Help: Origins Back to Help

The PriceShare project began in May 2014, when Eric Savage performed a basket price check across 6 stores in the Upper Highway area near Durban, South Africa. His motivation was to determine how much more expensive Woolworths were as a chain, given their status as a premium brand. The basket contained 24 common products, with a mixture of in-store products and known national brands.

The results were drafted into an Excel document showing the price differences, and the image was shared to an 8000-strong Facebook group of local residents. There was a considerable reaction to the post, with several hundred comments reflecting a range of views about the implications of the data.

Birth of an Idea

While coming to the end of the price capture, Eric Savage started to formulate a web concept on how the practice might be extended. While websites were already available to perform price comparisons, these relied on data that was available electronically.
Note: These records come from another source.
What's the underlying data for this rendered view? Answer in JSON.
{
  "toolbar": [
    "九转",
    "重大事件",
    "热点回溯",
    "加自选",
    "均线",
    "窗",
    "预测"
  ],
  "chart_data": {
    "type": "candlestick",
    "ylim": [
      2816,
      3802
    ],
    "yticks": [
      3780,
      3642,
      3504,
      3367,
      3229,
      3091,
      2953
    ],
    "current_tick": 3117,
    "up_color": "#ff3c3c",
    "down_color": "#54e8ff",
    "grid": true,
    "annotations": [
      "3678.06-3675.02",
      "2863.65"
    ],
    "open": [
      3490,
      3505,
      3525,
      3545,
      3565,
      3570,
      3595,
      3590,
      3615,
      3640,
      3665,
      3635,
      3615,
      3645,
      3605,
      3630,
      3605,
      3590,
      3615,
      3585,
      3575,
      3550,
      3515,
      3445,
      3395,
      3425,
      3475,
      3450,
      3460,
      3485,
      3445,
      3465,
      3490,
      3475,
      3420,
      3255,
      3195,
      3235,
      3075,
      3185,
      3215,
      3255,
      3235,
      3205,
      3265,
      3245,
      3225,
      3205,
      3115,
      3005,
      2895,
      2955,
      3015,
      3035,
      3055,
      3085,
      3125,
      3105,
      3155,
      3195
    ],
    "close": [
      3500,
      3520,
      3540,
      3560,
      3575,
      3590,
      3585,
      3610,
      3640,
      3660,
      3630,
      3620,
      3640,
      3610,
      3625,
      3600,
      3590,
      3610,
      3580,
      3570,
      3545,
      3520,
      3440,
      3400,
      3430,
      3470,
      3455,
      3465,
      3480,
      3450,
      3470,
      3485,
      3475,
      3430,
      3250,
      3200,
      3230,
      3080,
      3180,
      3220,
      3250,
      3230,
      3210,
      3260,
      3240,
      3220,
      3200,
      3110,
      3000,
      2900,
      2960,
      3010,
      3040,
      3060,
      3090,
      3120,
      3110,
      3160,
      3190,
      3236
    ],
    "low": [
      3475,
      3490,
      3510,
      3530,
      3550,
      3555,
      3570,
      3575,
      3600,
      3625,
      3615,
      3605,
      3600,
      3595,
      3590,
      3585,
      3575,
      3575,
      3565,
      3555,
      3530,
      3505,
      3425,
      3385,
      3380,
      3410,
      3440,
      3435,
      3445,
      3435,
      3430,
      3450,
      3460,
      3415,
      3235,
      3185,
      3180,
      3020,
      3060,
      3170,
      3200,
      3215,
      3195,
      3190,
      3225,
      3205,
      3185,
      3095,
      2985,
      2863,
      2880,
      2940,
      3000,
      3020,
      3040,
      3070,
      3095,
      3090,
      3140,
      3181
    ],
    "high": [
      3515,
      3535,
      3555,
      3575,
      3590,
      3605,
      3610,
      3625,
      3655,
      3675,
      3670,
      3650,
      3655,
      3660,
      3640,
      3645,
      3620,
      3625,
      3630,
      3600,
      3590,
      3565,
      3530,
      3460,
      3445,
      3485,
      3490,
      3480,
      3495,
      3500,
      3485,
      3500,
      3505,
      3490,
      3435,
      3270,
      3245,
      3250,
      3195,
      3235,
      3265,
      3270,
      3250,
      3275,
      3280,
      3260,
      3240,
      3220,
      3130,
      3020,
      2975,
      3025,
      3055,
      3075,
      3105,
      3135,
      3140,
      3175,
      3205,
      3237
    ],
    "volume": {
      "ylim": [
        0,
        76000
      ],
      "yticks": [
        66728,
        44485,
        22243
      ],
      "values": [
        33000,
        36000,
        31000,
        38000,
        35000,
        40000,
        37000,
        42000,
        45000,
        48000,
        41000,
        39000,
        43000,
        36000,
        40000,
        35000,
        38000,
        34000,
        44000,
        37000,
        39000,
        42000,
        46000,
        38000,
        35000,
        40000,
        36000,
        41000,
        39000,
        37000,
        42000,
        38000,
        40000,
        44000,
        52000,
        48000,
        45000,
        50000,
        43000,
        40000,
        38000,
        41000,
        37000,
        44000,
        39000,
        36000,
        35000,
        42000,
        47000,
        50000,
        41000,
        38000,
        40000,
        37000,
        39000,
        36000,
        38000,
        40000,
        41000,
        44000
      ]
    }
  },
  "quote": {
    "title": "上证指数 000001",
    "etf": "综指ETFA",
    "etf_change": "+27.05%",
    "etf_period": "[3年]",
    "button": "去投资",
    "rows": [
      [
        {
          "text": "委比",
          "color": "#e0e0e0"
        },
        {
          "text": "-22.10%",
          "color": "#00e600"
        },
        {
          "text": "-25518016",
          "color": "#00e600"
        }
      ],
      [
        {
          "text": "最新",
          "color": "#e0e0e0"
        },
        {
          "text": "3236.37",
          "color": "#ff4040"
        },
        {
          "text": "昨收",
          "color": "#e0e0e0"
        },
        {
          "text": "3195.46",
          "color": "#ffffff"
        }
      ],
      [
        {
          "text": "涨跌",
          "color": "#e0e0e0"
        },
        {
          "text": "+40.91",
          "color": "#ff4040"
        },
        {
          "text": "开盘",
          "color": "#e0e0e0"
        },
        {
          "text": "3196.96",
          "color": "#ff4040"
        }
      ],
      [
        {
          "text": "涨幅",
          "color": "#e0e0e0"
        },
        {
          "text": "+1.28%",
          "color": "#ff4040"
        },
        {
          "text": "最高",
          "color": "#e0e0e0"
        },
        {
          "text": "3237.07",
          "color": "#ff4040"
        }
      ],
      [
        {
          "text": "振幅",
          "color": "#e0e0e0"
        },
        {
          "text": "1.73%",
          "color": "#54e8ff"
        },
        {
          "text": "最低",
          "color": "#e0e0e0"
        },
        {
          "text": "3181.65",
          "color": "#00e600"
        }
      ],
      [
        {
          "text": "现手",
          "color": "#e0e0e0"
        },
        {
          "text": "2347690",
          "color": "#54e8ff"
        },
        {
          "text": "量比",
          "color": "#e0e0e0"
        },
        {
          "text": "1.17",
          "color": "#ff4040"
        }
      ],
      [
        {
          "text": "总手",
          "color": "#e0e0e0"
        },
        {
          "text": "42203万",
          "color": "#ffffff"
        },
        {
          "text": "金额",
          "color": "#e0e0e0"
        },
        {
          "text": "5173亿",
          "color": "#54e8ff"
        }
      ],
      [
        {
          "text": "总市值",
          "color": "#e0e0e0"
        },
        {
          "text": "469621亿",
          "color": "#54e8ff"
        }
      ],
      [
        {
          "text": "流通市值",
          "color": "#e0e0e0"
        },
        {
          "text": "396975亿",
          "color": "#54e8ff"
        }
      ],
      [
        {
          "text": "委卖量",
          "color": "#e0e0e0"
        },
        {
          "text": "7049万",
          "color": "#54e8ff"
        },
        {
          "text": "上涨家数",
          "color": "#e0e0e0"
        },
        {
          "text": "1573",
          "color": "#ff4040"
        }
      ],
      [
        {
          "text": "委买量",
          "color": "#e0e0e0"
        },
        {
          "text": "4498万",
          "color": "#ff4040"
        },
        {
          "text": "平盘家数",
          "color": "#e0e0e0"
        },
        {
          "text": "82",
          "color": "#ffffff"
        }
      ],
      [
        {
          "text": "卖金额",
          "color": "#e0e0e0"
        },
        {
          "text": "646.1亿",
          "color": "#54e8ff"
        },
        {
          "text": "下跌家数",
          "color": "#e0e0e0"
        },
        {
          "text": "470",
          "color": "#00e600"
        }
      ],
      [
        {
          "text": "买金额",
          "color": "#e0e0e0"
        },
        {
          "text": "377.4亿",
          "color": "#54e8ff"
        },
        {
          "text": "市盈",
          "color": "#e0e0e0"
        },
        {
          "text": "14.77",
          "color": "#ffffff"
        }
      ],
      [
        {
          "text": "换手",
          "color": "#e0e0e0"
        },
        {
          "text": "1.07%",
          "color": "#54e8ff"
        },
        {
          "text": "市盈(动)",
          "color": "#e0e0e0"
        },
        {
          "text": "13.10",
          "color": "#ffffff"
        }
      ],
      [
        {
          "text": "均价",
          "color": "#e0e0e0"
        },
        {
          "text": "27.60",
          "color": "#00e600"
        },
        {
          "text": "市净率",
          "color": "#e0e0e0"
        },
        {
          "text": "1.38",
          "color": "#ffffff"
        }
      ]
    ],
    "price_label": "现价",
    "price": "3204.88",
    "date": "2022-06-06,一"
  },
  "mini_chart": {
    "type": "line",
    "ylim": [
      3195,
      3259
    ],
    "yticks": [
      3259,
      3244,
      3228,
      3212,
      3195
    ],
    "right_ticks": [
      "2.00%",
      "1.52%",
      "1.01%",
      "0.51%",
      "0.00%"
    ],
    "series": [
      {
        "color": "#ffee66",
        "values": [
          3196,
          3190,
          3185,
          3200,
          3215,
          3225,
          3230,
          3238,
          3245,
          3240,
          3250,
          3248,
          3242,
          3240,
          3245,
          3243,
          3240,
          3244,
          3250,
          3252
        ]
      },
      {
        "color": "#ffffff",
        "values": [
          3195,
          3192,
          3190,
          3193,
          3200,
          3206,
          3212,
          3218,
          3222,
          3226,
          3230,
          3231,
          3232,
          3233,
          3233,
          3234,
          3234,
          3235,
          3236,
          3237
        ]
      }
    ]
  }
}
In other words, if a website listed products with prices, a "bot" could scan these pages automatically and store the data.

South African supermarkets, however, had no such public-facing data available on the web, so the process of capturing the data would need to be manual. Obviously this would be tedious as a one-at-a-time job. The key, Eric realised, was receipts. These could be scanned via image text recognition in order to speed up the process.

First Implementation

As a software developer, Eric had the skillset to implement a price-capture solution fairly quickly. The first version of the site was completed in the space of a few weeks.

Development of the site was done on the principle of "MVP" - minimum viable product. In other words, the least number of features were to be introduced in order to make the site usable. Other features would be introduced as demand arose.

The prime risk of MVP is that first impressions can make an indelible impression. Potential customers could visit the site for the first time, be unimpressed, and never come back. As such, a certain minimum number of features would be needed to at least make a lasting impression.